Good luck with that. My parents had five children. All having, at least, 12 years of Catholic education and, much to my parent’s chagrin, they got no practicing Catholics out of the deal. Think about that. They paid extra money to the Catholic Church to indoctrinate their children so that when we reached maturity, their children would be Catholic. Well, they struck out. They had 5 children and got no Catholics after all that effort. And, to top it off, we are all to the left of Marjorie Taylor Greene.

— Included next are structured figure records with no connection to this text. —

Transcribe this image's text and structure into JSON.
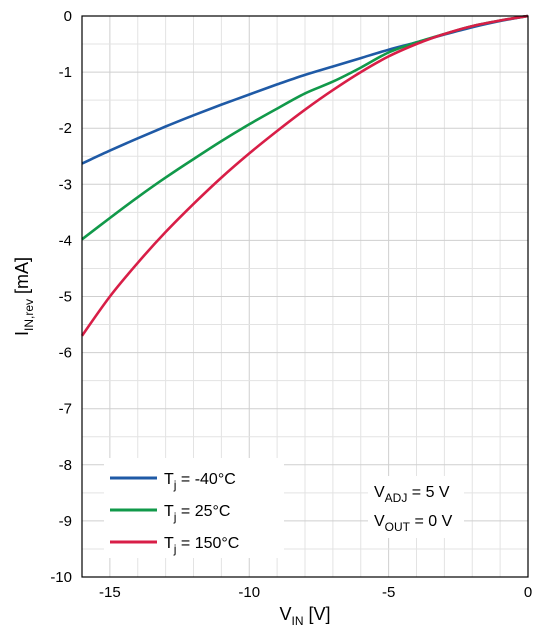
{
  "chart_data": {
    "type": "line",
    "xlabel": {
      "main": "V",
      "sub": "IN",
      "unit": " [V]"
    },
    "ylabel": {
      "main": "I",
      "sub": "IN,rev",
      "unit": " [mA]"
    },
    "xlim": [
      -16,
      0
    ],
    "ylim": [
      -10,
      0
    ],
    "xticks": [
      -15,
      -10,
      -5,
      0
    ],
    "yticks": [
      0,
      -1,
      -2,
      -3,
      -4,
      -5,
      -6,
      -7,
      -8,
      -9,
      -10
    ],
    "xtick_labels": [
      "-15",
      "-10",
      "-5",
      "0"
    ],
    "ytick_labels": [
      "0",
      "-1",
      "-2",
      "-3",
      "-4",
      "-5",
      "-6",
      "-7",
      "-8",
      "-9",
      "-10"
    ],
    "grid": true,
    "legend_position": "bottom-left",
    "series": [
      {
        "name": "Tj = -40°C",
        "label": {
          "main": "T",
          "sub": "j",
          "rest": " = -40°C"
        },
        "color": "#1f5aa6",
        "x": [
          -16,
          -15,
          -14,
          -13,
          -12,
          -11,
          -10,
          -9,
          -8,
          -7,
          -6,
          -5,
          -4,
          -3,
          -2,
          -1,
          0
        ],
        "y": [
          -2.63,
          -2.4,
          -2.18,
          -1.97,
          -1.77,
          -1.58,
          -1.4,
          -1.22,
          -1.05,
          -0.9,
          -0.75,
          -0.6,
          -0.47,
          -0.33,
          -0.2,
          -0.09,
          0
        ]
      },
      {
        "name": "Tj = 25°C",
        "label": {
          "main": "T",
          "sub": "j",
          "rest": " = 25°C"
        },
        "color": "#11994a",
        "x": [
          -16,
          -15,
          -14,
          -13,
          -12,
          -11,
          -10,
          -9,
          -8,
          -7,
          -6,
          -5,
          -4,
          -3,
          -2,
          -1,
          0
        ],
        "y": [
          -3.98,
          -3.6,
          -3.23,
          -2.88,
          -2.55,
          -2.23,
          -1.93,
          -1.65,
          -1.38,
          -1.17,
          -0.92,
          -0.65,
          -0.47,
          -0.32,
          -0.18,
          -0.08,
          0
        ]
      },
      {
        "name": "Tj = 150°C",
        "label": {
          "main": "T",
          "sub": "j",
          "rest": " = 150°C"
        },
        "color": "#d81e47",
        "x": [
          -16,
          -15,
          -14,
          -13,
          -12,
          -11,
          -10,
          -9,
          -8,
          -7,
          -6,
          -5,
          -4,
          -3,
          -2,
          -1,
          0
        ],
        "y": [
          -5.7,
          -5.0,
          -4.4,
          -3.85,
          -3.35,
          -2.88,
          -2.45,
          -2.05,
          -1.67,
          -1.32,
          -1.0,
          -0.72,
          -0.5,
          -0.32,
          -0.18,
          -0.08,
          0
        ]
      }
    ],
    "annotation": [
      {
        "main": "V",
        "sub": "ADJ",
        "rest": " = 5 V"
      },
      {
        "main": "V",
        "sub": "OUT",
        "rest": " = 0 V"
      }
    ]
  }
}
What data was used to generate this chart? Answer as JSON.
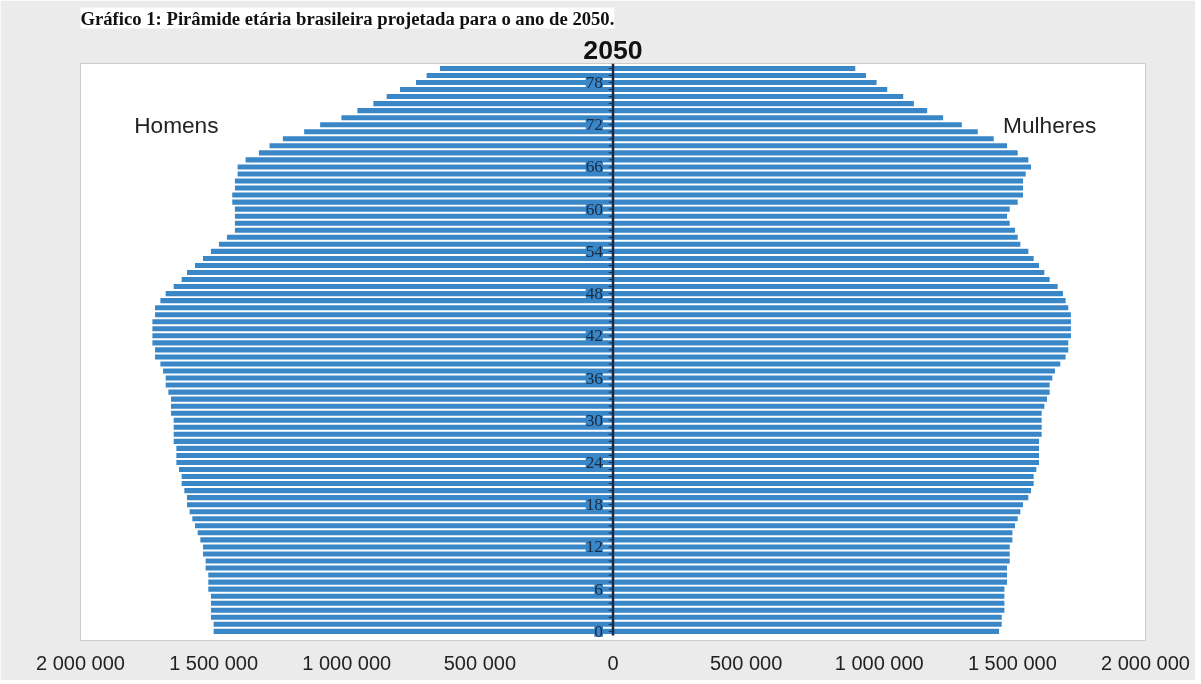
{
  "chart_data": {
    "type": "bar",
    "orientation": "horizontal",
    "title": "2050",
    "annotations": [
      "Gráfico 1: Pirâmide etária brasileira projetada para o ano de 2050."
    ],
    "categories": [
      null,
      null,
      "78",
      null,
      null,
      null,
      null,
      null,
      "72",
      null,
      null,
      null,
      null,
      null,
      "66",
      null,
      null,
      null,
      null,
      null,
      "60",
      null,
      null,
      null,
      null,
      null,
      "54",
      null,
      null,
      null,
      null,
      null,
      "48",
      null,
      null,
      null,
      null,
      null,
      "42",
      null,
      null,
      null,
      null,
      null,
      "36",
      null,
      null,
      null,
      null,
      null,
      "30",
      null,
      null,
      null,
      null,
      null,
      "24",
      null,
      null,
      null,
      null,
      null,
      "18",
      null,
      null,
      null,
      null,
      null,
      "12",
      null,
      null,
      null,
      null,
      null,
      "6",
      null,
      null,
      null,
      null,
      null,
      "0"
    ],
    "series": [
      {
        "name": "Homens",
        "color": "#3a87c8",
        "values": [
          -650000,
          -700000,
          -740000,
          -800000,
          -850000,
          -900000,
          -960000,
          -1020000,
          -1100000,
          -1160000,
          -1240000,
          -1290000,
          -1330000,
          -1380000,
          -1410000,
          -1410000,
          -1420000,
          -1420000,
          -1430000,
          -1430000,
          -1420000,
          -1420000,
          -1420000,
          -1420000,
          -1450000,
          -1480000,
          -1510000,
          -1540000,
          -1570000,
          -1600000,
          -1620000,
          -1650000,
          -1680000,
          -1700000,
          -1720000,
          -1720000,
          -1730000,
          -1730000,
          -1730000,
          -1730000,
          -1720000,
          -1720000,
          -1700000,
          -1690000,
          -1680000,
          -1680000,
          -1670000,
          -1660000,
          -1660000,
          -1660000,
          -1650000,
          -1650000,
          -1650000,
          -1650000,
          -1640000,
          -1640000,
          -1640000,
          -1630000,
          -1620000,
          -1620000,
          -1610000,
          -1600000,
          -1600000,
          -1590000,
          -1580000,
          -1570000,
          -1560000,
          -1550000,
          -1540000,
          -1540000,
          -1530000,
          -1530000,
          -1520000,
          -1520000,
          -1520000,
          -1510000,
          -1510000,
          -1510000,
          -1510000,
          -1500000,
          -1500000
        ]
      },
      {
        "name": "Mulheres",
        "color": "#3a87c8",
        "values": [
          910000,
          950000,
          990000,
          1030000,
          1090000,
          1130000,
          1180000,
          1240000,
          1310000,
          1370000,
          1430000,
          1480000,
          1520000,
          1560000,
          1570000,
          1550000,
          1540000,
          1540000,
          1540000,
          1520000,
          1490000,
          1480000,
          1490000,
          1510000,
          1520000,
          1530000,
          1560000,
          1580000,
          1600000,
          1620000,
          1640000,
          1670000,
          1690000,
          1700000,
          1710000,
          1720000,
          1720000,
          1720000,
          1720000,
          1710000,
          1710000,
          1700000,
          1680000,
          1660000,
          1650000,
          1640000,
          1640000,
          1630000,
          1620000,
          1610000,
          1610000,
          1610000,
          1610000,
          1600000,
          1600000,
          1600000,
          1600000,
          1590000,
          1580000,
          1580000,
          1570000,
          1560000,
          1540000,
          1530000,
          1520000,
          1510000,
          1500000,
          1500000,
          1490000,
          1490000,
          1490000,
          1480000,
          1480000,
          1480000,
          1470000,
          1470000,
          1470000,
          1470000,
          1460000,
          1460000,
          1450000
        ]
      }
    ],
    "xlim": [
      -2000000,
      2000000
    ],
    "xticks": [
      {
        "value": -2000000,
        "label": "2 000 000"
      },
      {
        "value": -1500000,
        "label": "1 500 000"
      },
      {
        "value": -1000000,
        "label": "1 000 000"
      },
      {
        "value": -500000,
        "label": "500 000"
      },
      {
        "value": 0,
        "label": "0"
      },
      {
        "value": 500000,
        "label": "500 000"
      },
      {
        "value": 1000000,
        "label": "1 000 000"
      },
      {
        "value": 1500000,
        "label": "1 500 000"
      },
      {
        "value": 2000000,
        "label": "2 000 000"
      }
    ],
    "stacked": true,
    "grid": false
  }
}
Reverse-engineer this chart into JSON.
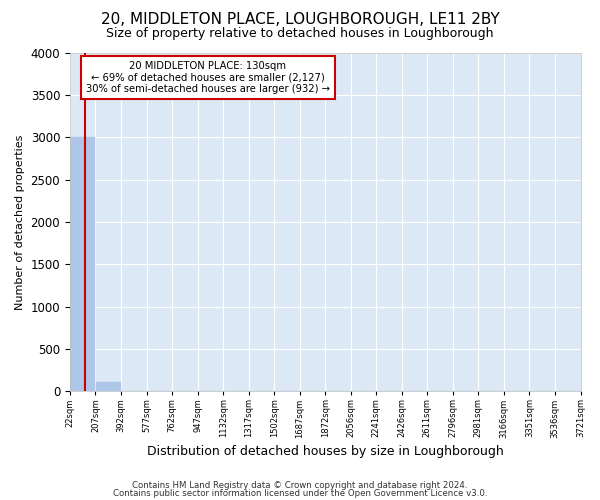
{
  "title": "20, MIDDLETON PLACE, LOUGHBOROUGH, LE11 2BY",
  "subtitle": "Size of property relative to detached houses in Loughborough",
  "xlabel": "Distribution of detached houses by size in Loughborough",
  "ylabel": "Number of detached properties",
  "footnote1": "Contains HM Land Registry data © Crown copyright and database right 2024.",
  "footnote2": "Contains public sector information licensed under the Open Government Licence v3.0.",
  "annotation_line1": "20 MIDDLETON PLACE: 130sqm",
  "annotation_line2": "← 69% of detached houses are smaller (2,127)",
  "annotation_line3": "30% of semi-detached houses are larger (932) →",
  "bar_edges": [
    22,
    207,
    392,
    577,
    762,
    947,
    1132,
    1317,
    1502,
    1687,
    1872,
    2056,
    2241,
    2426,
    2611,
    2796,
    2981,
    3166,
    3351,
    3536,
    3721
  ],
  "bar_heights": [
    3000,
    110,
    0,
    0,
    0,
    0,
    0,
    0,
    0,
    0,
    0,
    0,
    0,
    0,
    0,
    0,
    0,
    0,
    0,
    0
  ],
  "bar_color": "#aec6e8",
  "bar_edge_color": "#aec6e8",
  "vline_x": 130,
  "vline_color": "#cc0000",
  "ylim": [
    0,
    4000
  ],
  "xlim": [
    22,
    3721
  ],
  "fig_bg_color": "#ffffff",
  "plot_bg_color": "#dce9f5",
  "grid_color": "#ffffff",
  "title_fontsize": 11,
  "subtitle_fontsize": 9,
  "xlabel_fontsize": 9,
  "ylabel_fontsize": 8,
  "annotation_box_facecolor": "#ffffff",
  "annotation_box_edgecolor": "#cc0000",
  "tick_labels": [
    "22sqm",
    "207sqm",
    "392sqm",
    "577sqm",
    "762sqm",
    "947sqm",
    "1132sqm",
    "1317sqm",
    "1502sqm",
    "1687sqm",
    "1872sqm",
    "2056sqm",
    "2241sqm",
    "2426sqm",
    "2611sqm",
    "2796sqm",
    "2981sqm",
    "3166sqm",
    "3351sqm",
    "3536sqm",
    "3721sqm"
  ],
  "yticks": [
    0,
    500,
    1000,
    1500,
    2000,
    2500,
    3000,
    3500,
    4000
  ]
}
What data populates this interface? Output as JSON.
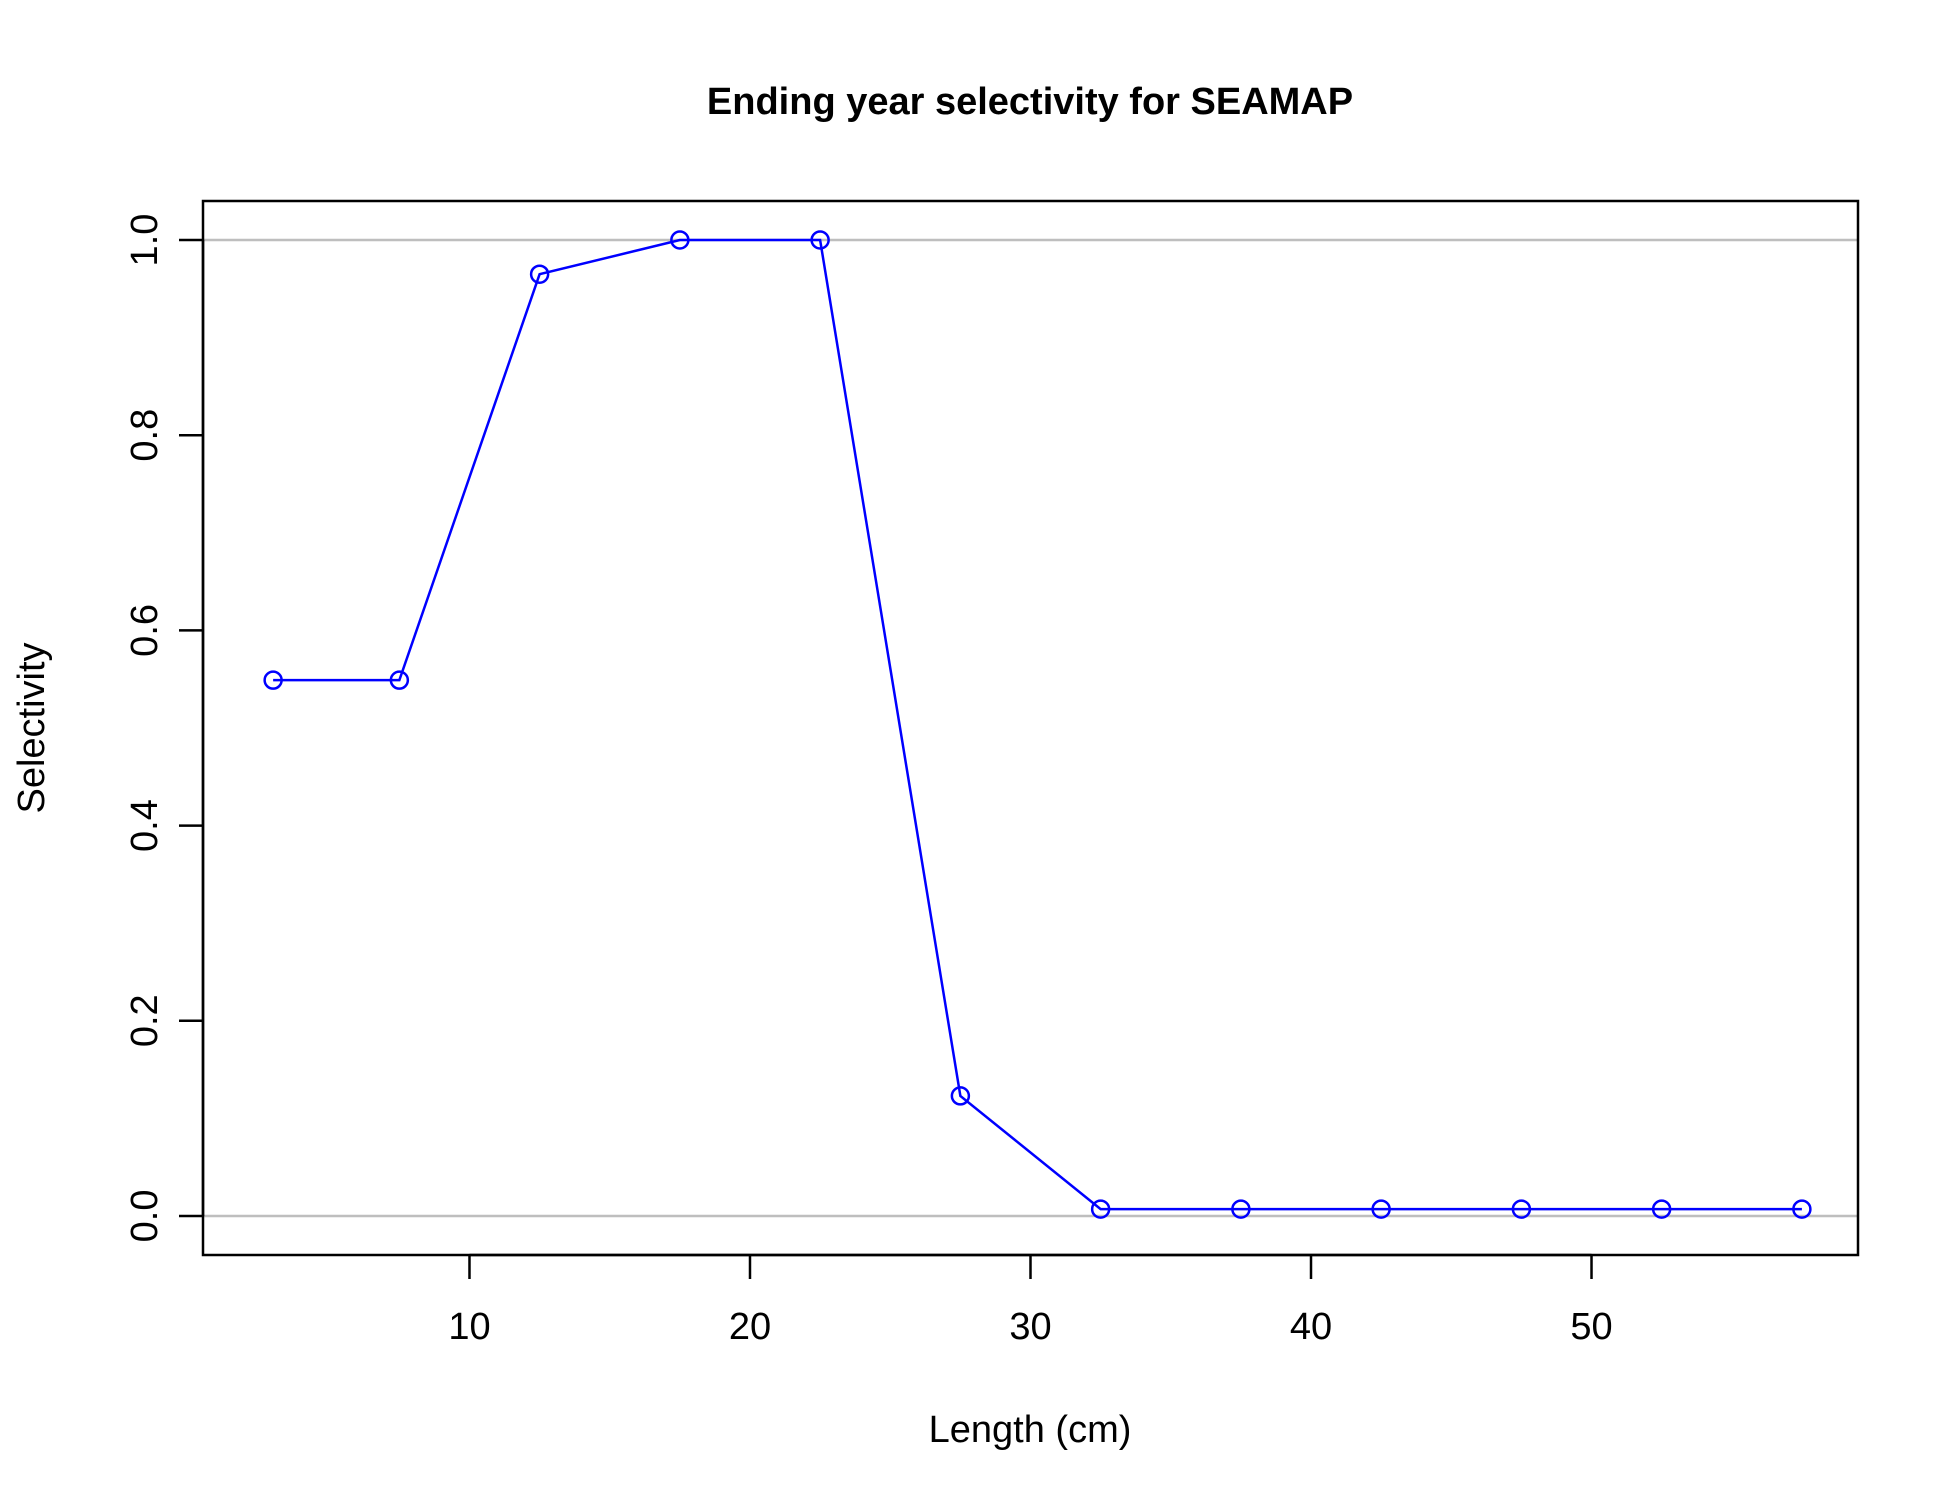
{
  "chart_data": {
    "type": "line",
    "title": "Ending year selectivity for SEAMAP",
    "xlabel": "Length (cm)",
    "ylabel": "Selectivity",
    "xlim": [
      0.5,
      59.5
    ],
    "ylim": [
      -0.04,
      1.04
    ],
    "x_ticks": [
      10,
      20,
      30,
      40,
      50
    ],
    "x_tick_labels": [
      "10",
      "20",
      "30",
      "40",
      "50"
    ],
    "y_ticks": [
      0.0,
      0.2,
      0.4,
      0.6,
      0.8,
      1.0
    ],
    "y_tick_labels": [
      "0.0",
      "0.2",
      "0.4",
      "0.6",
      "0.8",
      "1.0"
    ],
    "reference_lines": [
      0.0,
      1.0
    ],
    "grid": false,
    "series": [
      {
        "x": [
          3,
          7.5,
          12.5,
          17.5,
          22.5,
          27.5,
          32.5,
          37.5,
          42.5,
          47.5,
          52.5,
          57.5
        ],
        "values": [
          0.549,
          0.549,
          0.965,
          1.0,
          1.0,
          0.123,
          0.007,
          0.007,
          0.007,
          0.007,
          0.007,
          0.007
        ],
        "color": "#0000ff",
        "marker": "open-circle"
      }
    ],
    "reference_line_color": "#bebebe"
  }
}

And my parents never gave up. When we returned for the summer during college, my father insisted that we attend Mass. Despite the fact that our attendance while away was iffy at best and more accurately described as seldom to never. Arguing with him was pointless. He’d rather us sit dumbly in church, not listening to the priest, day dreaming about sex and parties or anything other than the Roman Catholic Church and Jesus than us doing something constructive like watching TV. He though that some day while we were sitting in church that a bolt of lightening would strike us and we would realize the error of our ways. It never happened to me nor did it happen my brothers and sisters.

Indoctrination doesn’t work. Even if you think it is working, even if the child is nodding their heads and passing their religion classes with A’s, you really don’t know what is going on in the mind of the child. So, using my family history as an example, instead of 5 Christian Conservatives, the Catholic schools turned out 5 people with slightly different ideas, so Raichik and Kirk can breed away but they shouldn’t be surprised if their children decide to go to the Free Palestine Rally after going to a polymorphīs orgy.